His wife gave birth to their first child on July 17. He moved closer to at long last signing a sponsorship deal with a major shoe-apparel brand. And he suffered an ill-timed muscle aggravation right abductor on the eve of Sunday morning’s 110 hurdles prelims.

Crittenden purposely jogged through his heat in an effort not to further aggravate the injury. He intends to go all-out in the repechage round on Tuesday to make sure that he advances to the following day’s semifinal.

“In a couple days, I think it will be feeling even better,” he said, “and I’ll be able to give it all I’ve got.”

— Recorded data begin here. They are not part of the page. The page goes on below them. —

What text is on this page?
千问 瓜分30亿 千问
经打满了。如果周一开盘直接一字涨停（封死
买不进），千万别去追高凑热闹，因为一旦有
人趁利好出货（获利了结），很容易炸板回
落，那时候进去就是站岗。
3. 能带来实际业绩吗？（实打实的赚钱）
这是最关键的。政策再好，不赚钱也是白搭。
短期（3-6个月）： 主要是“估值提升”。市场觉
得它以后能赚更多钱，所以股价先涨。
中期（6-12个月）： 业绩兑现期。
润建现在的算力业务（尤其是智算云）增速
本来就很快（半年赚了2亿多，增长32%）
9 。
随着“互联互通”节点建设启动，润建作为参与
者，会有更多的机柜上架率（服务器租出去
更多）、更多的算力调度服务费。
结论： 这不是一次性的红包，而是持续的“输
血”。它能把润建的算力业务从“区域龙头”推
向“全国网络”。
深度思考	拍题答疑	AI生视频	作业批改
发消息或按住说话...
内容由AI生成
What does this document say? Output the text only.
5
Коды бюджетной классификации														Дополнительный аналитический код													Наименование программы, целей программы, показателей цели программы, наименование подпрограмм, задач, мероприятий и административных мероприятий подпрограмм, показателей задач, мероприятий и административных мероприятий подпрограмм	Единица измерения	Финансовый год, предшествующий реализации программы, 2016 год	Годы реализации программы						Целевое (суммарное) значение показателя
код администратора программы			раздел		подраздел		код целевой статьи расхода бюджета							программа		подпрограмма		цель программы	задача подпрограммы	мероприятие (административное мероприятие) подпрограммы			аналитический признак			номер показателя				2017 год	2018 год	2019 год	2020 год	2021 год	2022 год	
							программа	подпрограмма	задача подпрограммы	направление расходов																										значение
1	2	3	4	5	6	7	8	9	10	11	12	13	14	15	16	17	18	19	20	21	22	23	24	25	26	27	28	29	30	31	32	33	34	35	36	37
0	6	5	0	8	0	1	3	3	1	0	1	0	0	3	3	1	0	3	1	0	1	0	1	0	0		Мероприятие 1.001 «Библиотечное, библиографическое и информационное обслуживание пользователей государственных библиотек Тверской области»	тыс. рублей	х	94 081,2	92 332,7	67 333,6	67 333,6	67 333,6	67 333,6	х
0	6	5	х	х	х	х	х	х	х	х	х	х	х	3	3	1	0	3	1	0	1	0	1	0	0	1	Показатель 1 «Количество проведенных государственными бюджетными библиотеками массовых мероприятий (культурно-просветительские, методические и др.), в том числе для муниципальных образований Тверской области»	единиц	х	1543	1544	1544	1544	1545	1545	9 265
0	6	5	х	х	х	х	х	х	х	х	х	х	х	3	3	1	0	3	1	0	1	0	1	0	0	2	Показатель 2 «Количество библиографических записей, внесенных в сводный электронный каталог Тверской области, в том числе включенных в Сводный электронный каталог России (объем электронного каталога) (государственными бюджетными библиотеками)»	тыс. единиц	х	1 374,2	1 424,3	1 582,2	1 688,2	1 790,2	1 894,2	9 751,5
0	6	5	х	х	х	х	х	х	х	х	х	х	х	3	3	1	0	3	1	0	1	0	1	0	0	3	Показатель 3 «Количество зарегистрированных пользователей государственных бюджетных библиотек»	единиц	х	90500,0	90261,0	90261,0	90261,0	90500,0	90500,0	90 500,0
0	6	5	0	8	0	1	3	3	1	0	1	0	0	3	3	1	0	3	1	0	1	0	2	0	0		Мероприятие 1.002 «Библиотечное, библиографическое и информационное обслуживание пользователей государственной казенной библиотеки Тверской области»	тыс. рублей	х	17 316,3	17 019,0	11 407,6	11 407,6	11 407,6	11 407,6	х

Only 12 men have ever run the 110 hurdles faster than Crittenden did at Olympic Trials. Only Holloway has run faster than 12.93 seconds this year. Crittenden is likely to find himself on the medal podium in Paris if he can duplicate 12.93 seconds in the Olympic final.

Crittenden still has a picture of himself kissing the Hayward Field track on his phone, but he no longer looks at it very often. He says he’s “made a lot of progress and found a lot of happiness since then.”

When he punched his ticket to Paris earlier this summer, Crittenden wasn’t tempted to kiss the Hayward Field track a second time.

Said the 29-year-old, “I don’t have to kiss it goodbye for a long time.”